Because the preachers sent to proclaim the Lord’s incarnation, first the prophets and later the holy apostles, endured the persecution of unbelievers, it was said to those who were invited but refused to come, My oxen and fatlings have been slain, and everything is ready, meaning, ‘Reflect on the deaths of the fathers who went before you, and think about correcting your lives.’ We should note that in the first invitation nothing was said about oxen and fatlings, but in the second they are said to be already slaughtered. When we refuse to listen to his words, almighty God adds examples, so that we may more easily hope for everything we believe to be impossible, the more that we hear that others have already accomplished it.

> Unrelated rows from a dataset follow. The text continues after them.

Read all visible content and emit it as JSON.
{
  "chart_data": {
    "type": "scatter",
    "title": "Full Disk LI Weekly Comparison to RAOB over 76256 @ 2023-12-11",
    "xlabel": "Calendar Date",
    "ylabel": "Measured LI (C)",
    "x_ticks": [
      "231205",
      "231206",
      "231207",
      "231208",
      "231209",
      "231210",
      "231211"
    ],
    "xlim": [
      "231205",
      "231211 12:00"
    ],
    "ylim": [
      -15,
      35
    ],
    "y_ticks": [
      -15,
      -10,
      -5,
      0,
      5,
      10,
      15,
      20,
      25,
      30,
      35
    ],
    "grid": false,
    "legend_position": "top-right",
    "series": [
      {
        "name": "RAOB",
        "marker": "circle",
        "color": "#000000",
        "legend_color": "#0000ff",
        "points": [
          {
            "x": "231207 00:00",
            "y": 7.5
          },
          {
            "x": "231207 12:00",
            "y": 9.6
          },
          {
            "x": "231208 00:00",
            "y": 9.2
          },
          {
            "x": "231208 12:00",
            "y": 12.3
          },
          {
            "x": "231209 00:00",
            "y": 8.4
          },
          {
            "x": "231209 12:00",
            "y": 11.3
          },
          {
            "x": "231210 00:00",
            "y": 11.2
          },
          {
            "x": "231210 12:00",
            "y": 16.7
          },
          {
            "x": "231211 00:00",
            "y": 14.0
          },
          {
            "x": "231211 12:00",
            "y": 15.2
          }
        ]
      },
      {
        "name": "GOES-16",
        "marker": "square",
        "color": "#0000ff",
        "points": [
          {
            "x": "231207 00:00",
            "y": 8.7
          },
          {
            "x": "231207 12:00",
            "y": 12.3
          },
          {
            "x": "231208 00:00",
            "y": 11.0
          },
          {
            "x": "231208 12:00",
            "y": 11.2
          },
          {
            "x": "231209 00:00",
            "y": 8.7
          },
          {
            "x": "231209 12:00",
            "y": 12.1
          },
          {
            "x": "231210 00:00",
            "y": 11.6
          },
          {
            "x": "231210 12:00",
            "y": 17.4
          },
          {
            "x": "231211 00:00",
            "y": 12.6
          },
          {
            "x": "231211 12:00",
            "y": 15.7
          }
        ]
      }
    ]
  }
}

But since you have already come into the house of the marriage feast, our holy Church, as a result of God’s generosity, be careful, my friends, lest when the King enters he find fault with some aspect of your heart’s clothing. We must consider what comes next with great fear in our hearts: But the king came in to look at the guests, and saw there a person not clothed in a wedding garment.

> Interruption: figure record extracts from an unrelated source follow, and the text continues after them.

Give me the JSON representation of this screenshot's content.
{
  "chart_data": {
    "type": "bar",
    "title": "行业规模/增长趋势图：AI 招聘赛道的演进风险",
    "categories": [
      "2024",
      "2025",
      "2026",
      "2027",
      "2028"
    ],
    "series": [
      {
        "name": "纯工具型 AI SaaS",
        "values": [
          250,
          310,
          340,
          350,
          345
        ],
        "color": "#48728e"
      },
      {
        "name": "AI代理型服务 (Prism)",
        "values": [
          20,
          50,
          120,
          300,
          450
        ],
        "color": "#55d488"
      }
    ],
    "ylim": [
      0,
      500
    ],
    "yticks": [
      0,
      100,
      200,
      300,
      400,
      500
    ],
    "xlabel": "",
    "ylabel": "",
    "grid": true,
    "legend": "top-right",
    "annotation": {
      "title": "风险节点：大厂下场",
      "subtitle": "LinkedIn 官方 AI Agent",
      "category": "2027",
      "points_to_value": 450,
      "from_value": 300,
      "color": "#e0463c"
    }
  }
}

What do we think is meant by the wedding garment, dearly beloved? For if we say it is baptism or faith, is there anyone who has entered this marriage feast without them? A person is outside because he has not yet come to believe. What then must we understand by the wedding garment but love? That person enters the marriage feast, but without wearing a wedding garment, who is present in the holy Church, and has faith, but does not have love. We are correct when we say that love is the wedding garment because this is what our Creator himself possessed when he came to the marriage feast to join the Church to himself. Only God’s love brought it about that his only-begotten Son united the hearts of his chosen to himself. John says that God so loved the world that he gave his only-begotten Son for us.

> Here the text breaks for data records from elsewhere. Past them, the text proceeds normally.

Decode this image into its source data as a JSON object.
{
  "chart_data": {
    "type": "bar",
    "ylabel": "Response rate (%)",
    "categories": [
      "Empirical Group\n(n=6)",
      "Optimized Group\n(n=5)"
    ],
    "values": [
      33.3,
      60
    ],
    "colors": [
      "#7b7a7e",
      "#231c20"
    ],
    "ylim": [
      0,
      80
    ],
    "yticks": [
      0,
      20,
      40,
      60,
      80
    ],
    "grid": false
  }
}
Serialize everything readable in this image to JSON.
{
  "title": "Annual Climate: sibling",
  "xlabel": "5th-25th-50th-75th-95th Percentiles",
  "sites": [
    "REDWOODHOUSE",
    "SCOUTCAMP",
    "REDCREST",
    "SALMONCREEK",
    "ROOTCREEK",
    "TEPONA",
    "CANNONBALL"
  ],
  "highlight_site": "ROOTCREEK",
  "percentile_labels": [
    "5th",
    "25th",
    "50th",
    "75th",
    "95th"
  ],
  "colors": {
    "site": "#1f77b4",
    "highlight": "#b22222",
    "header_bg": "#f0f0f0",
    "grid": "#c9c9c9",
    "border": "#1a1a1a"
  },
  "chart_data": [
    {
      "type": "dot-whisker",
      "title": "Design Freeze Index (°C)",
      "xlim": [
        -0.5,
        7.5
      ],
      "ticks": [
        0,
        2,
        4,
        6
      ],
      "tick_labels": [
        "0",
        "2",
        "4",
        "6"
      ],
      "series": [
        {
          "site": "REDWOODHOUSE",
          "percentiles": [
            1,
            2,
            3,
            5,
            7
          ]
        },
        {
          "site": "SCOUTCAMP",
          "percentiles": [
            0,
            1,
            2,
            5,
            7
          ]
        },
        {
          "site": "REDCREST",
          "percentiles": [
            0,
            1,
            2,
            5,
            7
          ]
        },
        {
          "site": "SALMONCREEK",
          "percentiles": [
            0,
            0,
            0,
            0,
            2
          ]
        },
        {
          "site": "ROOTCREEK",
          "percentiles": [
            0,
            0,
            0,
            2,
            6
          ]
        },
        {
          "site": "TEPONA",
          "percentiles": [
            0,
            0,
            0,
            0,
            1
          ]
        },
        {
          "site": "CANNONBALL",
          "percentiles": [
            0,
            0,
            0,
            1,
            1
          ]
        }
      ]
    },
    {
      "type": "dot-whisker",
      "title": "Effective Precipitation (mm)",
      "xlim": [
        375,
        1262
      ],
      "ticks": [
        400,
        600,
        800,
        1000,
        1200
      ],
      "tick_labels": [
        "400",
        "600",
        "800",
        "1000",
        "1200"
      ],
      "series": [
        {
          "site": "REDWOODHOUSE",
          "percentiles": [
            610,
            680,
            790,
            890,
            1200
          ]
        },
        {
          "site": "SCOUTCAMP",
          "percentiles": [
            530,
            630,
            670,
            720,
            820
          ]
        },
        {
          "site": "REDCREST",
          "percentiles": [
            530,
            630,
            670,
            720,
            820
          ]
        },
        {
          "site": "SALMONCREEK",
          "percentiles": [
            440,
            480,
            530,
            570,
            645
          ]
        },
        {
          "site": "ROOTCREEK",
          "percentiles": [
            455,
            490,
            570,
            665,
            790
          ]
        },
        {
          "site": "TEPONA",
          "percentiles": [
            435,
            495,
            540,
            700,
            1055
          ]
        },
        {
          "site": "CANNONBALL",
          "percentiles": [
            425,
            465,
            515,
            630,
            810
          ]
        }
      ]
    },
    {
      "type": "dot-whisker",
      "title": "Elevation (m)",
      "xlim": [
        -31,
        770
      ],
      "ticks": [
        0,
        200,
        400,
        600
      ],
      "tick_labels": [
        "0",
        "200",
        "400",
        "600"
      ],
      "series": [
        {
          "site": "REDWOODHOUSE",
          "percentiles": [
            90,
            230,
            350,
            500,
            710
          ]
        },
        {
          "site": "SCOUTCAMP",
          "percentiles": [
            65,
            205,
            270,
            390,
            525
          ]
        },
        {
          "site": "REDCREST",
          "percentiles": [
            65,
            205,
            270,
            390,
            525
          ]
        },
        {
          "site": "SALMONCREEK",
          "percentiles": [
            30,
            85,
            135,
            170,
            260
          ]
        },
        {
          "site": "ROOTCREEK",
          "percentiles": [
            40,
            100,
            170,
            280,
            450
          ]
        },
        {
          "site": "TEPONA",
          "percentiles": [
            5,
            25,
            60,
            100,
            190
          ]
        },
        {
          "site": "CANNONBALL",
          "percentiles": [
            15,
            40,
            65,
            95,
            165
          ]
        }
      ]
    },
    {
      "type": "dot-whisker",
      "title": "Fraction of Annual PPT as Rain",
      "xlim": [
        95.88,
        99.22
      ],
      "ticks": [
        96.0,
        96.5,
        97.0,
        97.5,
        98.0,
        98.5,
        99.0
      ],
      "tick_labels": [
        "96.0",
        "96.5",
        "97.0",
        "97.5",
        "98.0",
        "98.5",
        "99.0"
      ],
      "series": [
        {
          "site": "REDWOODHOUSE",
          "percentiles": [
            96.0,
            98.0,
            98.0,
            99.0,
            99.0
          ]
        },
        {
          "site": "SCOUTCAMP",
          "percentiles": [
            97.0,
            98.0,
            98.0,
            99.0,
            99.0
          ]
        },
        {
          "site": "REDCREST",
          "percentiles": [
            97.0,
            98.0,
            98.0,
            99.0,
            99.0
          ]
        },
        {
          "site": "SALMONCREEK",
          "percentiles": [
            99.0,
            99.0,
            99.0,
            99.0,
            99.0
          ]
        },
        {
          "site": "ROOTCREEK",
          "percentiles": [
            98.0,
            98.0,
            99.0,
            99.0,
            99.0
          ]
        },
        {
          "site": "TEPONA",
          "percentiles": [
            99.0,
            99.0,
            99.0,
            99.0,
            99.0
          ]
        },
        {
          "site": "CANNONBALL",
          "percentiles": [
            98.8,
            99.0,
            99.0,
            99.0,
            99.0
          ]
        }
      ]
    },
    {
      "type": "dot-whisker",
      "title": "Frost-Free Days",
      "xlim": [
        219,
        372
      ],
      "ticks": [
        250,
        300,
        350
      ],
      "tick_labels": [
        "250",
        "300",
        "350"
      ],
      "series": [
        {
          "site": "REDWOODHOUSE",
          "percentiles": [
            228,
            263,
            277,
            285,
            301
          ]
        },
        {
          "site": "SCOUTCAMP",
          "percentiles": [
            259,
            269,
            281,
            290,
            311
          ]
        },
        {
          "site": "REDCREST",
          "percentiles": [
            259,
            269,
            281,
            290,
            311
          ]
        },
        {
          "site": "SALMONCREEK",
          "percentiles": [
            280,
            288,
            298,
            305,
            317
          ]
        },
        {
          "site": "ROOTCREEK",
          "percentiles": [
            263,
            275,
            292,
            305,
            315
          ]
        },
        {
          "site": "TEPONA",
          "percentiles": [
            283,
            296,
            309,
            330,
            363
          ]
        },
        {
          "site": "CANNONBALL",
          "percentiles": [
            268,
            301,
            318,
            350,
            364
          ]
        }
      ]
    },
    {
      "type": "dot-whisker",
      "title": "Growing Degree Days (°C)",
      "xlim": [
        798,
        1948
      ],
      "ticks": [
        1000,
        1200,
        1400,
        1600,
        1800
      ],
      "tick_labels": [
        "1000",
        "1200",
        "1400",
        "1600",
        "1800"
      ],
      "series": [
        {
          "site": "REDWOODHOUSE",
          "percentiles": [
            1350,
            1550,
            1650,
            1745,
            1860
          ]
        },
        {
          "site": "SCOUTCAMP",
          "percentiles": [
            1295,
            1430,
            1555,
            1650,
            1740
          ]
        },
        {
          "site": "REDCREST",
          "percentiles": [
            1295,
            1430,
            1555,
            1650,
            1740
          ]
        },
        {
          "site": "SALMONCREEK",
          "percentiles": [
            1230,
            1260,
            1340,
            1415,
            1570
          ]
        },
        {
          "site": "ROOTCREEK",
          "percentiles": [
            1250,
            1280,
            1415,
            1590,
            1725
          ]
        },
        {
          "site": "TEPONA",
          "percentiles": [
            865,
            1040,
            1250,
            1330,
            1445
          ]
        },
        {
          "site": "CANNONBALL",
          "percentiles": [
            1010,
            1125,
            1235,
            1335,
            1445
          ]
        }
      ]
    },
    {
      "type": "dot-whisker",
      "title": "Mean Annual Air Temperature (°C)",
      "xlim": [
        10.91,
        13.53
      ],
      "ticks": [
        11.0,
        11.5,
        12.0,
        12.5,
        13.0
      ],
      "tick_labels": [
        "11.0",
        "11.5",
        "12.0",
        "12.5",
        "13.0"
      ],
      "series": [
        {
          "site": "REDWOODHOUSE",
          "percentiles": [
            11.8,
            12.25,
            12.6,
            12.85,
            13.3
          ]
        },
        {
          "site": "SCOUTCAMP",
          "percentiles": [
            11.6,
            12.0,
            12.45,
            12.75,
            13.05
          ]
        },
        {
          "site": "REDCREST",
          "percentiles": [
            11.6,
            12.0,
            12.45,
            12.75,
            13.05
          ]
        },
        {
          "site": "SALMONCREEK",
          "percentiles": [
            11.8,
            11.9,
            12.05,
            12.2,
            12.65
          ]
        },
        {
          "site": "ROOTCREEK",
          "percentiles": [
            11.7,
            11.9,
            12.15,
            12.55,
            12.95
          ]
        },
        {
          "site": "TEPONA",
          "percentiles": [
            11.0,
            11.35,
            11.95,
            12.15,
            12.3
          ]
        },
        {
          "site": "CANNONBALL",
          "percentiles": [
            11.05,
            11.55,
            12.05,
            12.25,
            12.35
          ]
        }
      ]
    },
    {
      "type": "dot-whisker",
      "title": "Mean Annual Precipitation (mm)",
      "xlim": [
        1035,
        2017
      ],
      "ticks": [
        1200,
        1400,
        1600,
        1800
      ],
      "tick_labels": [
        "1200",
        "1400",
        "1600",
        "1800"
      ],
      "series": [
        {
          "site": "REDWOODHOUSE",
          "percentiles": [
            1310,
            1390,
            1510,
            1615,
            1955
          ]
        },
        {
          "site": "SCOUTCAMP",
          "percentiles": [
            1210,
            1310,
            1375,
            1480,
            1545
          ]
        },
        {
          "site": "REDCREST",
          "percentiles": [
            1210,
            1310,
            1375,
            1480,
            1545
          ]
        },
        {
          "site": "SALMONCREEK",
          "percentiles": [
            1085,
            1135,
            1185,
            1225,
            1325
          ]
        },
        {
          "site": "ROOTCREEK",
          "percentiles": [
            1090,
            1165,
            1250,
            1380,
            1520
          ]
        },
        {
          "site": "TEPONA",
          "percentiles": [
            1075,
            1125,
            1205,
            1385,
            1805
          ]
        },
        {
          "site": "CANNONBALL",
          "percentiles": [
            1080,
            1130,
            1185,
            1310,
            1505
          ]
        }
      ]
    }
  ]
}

And so the One who came to us out of love made known that this love is the wedding garment. Every one of you who belongs to the Church, who has believed in God, has already come in to the marriage feast; but he has not come in a wedding garment unless he preserves the gift of love. And surely, my friends, if any one of you was invited to a marriage feast, he would change his clothing and show by his dress how he rejoices with the bridegroom and bride; he would be ashamed to appear in contemptible clothing among those rejoicing and celebrating the festive occasion. We come to God’s marriage feast and do not care to change the clothing our hearts wear. The angels rejoice, the chosen are taken up to heaven! In what frame of mind do we look upon this spiritual feast if we do not possess the wedding garment, love, that is alone becoming?